Die weißhaarigen Damen erzählen munter durcheinander. Vom Schulweg, der im Winter mit dem Pferdeschlitten zurückgelegt wurde. Und von der Schiefertafel, an der neben dem Griffel auch ein Schwämmchen hing. Mitten in dem Trubel dösen zwei Frauen aneinandergeschmiegt auf dem Sofa ein. Eine dritte läuft plötzlich ohne Ziel auf den Flur hinaus, wo noch weitere ruhelose Geister ihre Runden drehen. Andere Senioren hingegen sitzen völlig in sich versunken und teilnahmslos im Rollstuhl. Sie alle gehören zu den 1,4 Millionen Demenzkranken in Deutschland, an deren Schicksal der Welt-Alzheimertag an diesem Samstag (21. September) erinnern soll.

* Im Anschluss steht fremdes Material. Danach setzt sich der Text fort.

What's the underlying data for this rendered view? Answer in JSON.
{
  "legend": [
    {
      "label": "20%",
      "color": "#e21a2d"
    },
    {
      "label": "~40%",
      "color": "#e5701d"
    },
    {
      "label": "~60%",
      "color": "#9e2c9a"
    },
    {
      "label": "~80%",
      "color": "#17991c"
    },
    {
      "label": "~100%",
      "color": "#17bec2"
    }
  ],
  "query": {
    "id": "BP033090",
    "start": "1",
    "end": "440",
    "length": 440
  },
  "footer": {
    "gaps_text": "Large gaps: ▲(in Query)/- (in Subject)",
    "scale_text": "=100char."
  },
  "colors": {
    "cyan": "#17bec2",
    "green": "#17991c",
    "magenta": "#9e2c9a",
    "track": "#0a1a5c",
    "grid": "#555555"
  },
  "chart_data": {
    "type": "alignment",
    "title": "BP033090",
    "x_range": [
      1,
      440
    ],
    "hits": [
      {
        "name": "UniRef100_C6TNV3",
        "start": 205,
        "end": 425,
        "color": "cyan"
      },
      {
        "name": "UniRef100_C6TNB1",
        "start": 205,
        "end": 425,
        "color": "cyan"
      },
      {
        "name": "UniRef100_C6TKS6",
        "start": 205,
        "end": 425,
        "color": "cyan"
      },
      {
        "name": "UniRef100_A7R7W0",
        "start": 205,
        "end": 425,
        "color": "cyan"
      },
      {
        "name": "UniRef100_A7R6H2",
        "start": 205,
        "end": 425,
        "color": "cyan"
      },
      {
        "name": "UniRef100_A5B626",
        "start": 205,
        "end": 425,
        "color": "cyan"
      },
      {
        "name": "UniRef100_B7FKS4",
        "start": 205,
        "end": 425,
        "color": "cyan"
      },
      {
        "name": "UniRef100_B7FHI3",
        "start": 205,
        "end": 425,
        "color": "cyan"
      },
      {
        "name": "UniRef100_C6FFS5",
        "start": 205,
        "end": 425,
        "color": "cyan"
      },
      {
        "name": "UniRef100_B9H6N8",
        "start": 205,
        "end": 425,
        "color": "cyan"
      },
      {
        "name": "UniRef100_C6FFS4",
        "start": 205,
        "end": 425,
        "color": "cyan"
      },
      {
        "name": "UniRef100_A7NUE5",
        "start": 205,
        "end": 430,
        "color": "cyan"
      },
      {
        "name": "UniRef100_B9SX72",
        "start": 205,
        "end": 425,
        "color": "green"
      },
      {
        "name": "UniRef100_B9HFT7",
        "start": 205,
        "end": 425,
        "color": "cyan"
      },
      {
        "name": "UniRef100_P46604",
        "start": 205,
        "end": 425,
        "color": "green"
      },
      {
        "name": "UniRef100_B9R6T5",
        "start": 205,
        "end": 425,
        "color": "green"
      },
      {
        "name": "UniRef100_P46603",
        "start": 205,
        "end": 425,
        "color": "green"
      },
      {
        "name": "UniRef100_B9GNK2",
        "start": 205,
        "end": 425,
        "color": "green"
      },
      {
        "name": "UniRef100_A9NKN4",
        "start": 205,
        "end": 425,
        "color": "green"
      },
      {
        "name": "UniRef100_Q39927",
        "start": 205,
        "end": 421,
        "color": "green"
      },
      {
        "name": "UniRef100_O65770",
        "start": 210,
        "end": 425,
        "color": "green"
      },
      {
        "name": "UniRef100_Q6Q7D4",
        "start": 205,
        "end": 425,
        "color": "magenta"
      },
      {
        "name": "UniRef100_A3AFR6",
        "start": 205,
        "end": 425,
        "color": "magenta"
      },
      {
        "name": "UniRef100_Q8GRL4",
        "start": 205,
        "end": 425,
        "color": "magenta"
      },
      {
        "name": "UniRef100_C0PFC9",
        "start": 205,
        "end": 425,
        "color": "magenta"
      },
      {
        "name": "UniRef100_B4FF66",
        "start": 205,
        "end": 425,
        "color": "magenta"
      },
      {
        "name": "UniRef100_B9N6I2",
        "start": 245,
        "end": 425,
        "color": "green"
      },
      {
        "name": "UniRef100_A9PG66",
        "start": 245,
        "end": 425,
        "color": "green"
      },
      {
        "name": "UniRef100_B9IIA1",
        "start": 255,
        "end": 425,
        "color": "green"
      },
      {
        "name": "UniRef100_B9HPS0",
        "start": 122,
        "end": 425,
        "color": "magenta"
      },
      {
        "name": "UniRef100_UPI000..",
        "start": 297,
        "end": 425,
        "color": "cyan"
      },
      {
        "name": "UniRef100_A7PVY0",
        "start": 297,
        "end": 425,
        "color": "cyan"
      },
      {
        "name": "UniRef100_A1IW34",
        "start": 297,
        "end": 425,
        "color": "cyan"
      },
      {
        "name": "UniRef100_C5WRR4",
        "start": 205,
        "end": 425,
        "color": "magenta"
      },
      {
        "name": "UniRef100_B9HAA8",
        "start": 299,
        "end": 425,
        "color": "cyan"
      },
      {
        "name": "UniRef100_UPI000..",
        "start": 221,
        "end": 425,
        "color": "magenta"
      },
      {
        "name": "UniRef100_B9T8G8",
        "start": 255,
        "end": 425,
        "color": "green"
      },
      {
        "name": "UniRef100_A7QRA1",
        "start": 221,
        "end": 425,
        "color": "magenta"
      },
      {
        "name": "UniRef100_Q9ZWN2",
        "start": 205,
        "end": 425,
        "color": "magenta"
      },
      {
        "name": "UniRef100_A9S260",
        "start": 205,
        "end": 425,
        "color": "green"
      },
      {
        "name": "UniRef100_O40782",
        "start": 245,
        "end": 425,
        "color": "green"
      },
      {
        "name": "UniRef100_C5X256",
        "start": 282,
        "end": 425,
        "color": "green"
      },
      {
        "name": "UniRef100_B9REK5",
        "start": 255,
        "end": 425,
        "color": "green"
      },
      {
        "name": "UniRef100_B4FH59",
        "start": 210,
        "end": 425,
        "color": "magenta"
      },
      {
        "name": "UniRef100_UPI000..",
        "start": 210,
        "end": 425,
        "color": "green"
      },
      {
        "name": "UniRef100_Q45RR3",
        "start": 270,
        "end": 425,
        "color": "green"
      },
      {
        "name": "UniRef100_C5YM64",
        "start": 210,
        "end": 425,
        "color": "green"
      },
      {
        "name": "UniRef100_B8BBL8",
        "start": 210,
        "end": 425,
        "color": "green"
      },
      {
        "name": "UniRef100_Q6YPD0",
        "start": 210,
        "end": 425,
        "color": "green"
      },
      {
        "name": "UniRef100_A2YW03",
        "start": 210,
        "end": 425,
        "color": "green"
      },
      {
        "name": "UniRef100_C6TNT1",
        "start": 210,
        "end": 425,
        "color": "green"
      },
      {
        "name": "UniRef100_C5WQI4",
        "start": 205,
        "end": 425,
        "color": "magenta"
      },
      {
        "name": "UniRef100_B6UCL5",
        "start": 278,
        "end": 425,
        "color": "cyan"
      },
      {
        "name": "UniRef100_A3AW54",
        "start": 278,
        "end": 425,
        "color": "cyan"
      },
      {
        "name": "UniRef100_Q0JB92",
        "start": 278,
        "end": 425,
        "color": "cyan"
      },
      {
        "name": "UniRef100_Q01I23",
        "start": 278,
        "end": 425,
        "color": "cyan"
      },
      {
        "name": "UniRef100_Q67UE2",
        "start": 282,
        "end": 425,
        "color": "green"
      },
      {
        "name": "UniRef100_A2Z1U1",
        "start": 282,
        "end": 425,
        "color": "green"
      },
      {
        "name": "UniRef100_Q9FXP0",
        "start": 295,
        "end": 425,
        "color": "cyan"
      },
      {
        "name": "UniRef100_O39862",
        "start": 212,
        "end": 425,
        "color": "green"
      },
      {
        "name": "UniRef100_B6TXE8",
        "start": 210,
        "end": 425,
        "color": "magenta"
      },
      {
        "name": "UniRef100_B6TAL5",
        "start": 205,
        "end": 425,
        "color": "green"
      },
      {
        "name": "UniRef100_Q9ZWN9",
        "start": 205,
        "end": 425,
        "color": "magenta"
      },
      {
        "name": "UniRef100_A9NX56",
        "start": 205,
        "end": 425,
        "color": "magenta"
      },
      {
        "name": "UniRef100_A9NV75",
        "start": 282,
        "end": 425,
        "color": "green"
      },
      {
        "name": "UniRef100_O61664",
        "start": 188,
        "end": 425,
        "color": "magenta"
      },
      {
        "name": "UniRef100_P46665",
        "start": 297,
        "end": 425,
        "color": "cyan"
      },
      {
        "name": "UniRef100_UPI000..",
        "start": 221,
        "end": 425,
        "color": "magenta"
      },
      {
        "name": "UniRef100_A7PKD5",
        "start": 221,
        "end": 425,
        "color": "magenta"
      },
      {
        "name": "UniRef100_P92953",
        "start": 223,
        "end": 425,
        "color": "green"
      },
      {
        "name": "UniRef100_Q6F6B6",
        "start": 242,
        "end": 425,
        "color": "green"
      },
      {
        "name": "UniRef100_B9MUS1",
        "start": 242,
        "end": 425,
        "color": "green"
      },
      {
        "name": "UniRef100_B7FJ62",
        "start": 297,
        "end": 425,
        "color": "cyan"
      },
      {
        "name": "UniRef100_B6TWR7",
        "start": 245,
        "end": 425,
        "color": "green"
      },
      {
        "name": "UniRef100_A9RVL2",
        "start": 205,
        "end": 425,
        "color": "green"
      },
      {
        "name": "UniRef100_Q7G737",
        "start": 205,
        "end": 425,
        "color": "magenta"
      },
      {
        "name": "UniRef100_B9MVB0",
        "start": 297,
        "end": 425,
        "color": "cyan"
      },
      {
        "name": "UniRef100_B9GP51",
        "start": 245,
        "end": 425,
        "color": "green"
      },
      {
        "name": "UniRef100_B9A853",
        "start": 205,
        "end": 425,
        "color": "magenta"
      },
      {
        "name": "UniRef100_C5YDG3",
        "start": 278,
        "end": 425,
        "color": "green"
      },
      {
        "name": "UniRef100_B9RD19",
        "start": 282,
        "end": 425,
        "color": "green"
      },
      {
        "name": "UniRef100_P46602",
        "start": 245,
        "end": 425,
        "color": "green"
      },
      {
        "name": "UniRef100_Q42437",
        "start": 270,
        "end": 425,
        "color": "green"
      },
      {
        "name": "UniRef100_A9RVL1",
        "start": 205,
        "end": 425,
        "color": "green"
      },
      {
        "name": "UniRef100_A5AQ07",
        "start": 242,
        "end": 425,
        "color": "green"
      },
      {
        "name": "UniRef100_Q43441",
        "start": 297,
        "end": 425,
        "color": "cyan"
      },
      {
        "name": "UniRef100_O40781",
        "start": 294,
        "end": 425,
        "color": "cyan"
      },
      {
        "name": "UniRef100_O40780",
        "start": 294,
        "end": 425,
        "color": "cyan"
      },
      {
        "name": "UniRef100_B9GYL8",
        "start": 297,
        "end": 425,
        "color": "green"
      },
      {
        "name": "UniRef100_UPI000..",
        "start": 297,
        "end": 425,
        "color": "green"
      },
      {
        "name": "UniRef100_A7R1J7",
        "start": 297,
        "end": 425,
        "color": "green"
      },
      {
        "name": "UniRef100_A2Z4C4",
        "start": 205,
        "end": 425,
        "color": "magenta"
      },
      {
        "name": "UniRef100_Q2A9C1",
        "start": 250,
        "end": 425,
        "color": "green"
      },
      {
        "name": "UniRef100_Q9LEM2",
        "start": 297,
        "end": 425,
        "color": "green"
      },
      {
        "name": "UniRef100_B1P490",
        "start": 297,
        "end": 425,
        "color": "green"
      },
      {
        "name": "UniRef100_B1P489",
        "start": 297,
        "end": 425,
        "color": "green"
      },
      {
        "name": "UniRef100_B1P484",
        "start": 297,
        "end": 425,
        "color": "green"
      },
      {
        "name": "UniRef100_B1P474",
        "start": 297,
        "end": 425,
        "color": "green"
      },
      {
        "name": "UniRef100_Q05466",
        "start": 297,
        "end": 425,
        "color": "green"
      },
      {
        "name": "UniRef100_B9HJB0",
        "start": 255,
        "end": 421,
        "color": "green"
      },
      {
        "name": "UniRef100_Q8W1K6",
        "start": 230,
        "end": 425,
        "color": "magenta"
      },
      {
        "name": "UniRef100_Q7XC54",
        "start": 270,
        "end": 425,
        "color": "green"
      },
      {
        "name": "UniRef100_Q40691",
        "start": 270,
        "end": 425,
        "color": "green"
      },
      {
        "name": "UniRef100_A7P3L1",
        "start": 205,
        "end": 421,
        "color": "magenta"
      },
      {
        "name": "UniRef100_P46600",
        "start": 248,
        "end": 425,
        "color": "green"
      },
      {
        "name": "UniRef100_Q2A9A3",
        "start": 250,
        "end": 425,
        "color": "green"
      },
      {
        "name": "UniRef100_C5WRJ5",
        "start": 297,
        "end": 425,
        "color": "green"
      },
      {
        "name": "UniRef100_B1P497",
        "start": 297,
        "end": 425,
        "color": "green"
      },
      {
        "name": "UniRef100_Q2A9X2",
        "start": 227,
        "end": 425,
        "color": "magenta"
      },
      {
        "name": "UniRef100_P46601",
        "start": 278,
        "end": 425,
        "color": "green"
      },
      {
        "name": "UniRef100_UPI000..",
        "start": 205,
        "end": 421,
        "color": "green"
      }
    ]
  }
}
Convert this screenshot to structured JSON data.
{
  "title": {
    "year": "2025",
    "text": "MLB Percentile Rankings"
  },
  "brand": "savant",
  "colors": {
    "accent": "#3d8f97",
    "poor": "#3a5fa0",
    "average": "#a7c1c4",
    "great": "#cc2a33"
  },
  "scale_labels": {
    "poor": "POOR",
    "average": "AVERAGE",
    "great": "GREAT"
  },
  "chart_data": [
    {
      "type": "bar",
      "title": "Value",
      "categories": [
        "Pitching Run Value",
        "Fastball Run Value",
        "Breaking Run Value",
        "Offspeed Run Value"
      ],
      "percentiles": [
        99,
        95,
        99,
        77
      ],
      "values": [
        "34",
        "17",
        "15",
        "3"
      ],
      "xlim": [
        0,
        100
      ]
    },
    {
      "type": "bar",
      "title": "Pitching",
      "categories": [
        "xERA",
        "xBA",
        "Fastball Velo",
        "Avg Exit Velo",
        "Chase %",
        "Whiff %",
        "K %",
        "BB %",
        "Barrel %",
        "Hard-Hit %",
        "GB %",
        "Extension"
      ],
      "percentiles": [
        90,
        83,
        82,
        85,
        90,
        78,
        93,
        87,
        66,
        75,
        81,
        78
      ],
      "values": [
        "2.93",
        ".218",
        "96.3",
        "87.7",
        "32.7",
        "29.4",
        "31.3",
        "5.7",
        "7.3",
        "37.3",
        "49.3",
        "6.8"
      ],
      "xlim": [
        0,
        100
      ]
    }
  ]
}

Normalerweise werden desorientierte Menschen, die häufiger fortlaufen und sich dadurch selbst gefährden, hierzulande in geschlossenen Abteilungen untergebracht. Das Fritz-Rupprecht-Heim in Fürth, wo die unter Anleitung einer Fachkraft in Erinnerungen schwelgende Damenrunde zu Hause ist, geht einen anderen Weg: Die Franken haben einfach das komplette Gelände umfriedet. Viele kleine Hilfsmittel sorgen dafür, dass die Bewohner sich orientieren können und immer wieder an zentrale Orte zurückgelotst werden.
"Bei uns können sich die Dementen im ganzen Areal frei bewegen", berichtet Heimleiter Udo Weißfloch. "Das Gefühl, eingesperrt zu sein, ist weg." Den Gesundheitszustand der Betroffenen verbessere dies spürbar. "Wir haben weniger Fixierungen, weniger Medikation, weniger Appetitlosigkeit, unsere Leute sind ruhiger und ausgeglichener."
Schon beim Bau des Gebäudes wurde das Konzept konsequent berücksichtigt: Die Flure durchziehen helle Gangspuren, die von schwarzen Streifen eingefasst werden - dadurch folgen die Dementen unbewusst der Wegeführung. Türen zu Abstellräumen sind mit der gleichen Tapete wie die Wand beklebt, sie zu öffnen wird so unattraktiv. Die große Wohnküche hingegen ist besonders hell beleuchtet, weil Menschen von Licht instinktiv angezogen werden.
Die Türen sind offen - nur diejenigen Patienten, für die wegen der Weglaufgefahr ein richterlicher Beschluss zur Unterbringung in einer geschlossenen Einrichtung vorliegt, tragen ein Armband. Nähern sie sich der Ausgangstür, verriegelt sich das Schloss. Büxt trotz allem mal ein Bewohner aus, brauchen die Mitarbeiter oft nur vor die Heimtüre zu treten: Dort steht eine Bushaltestelle, mit Halteschild, Fahrplan, Sitzbank und einer gelben Telefonzelle. Doch es kommt nie ein Bus. Die Patienten warten trotzdem geduldig. Denn gerade das Gefühl für Zeit geht Alzheimerpatienten verloren.
Während die Krankheit mit Vergesslichkeit und Störungen des Kurzzeitgedächtnisses beginnt, bereiten später Orientierung, Sprechen, Rechnen und Lesen immer mehr Probleme. Auch die Fähigkeit, sich Zeit und Termine einzuteilen, nimmt rapide ab, ebenso das Urteilsvermögen. Die Betroffenen leben in ihrer eigenen Welt. "Am Ende ist es ein Zustand, in dem kaum noch Kontakt mit der Außenwelt aufgenommen werden kann", schildert der Neurowissenschaftler Michael Heneka von der Uniklinik Bonn. Der eigene Name ist vergessen, die Erinnerung an den Ehepartner ausgelöscht, die eigenen Kinder werden zu Fremden. "Der Mensch selbst hat sich aufgelöst - alles, was ihn ausgemacht hat", sagt Heneka.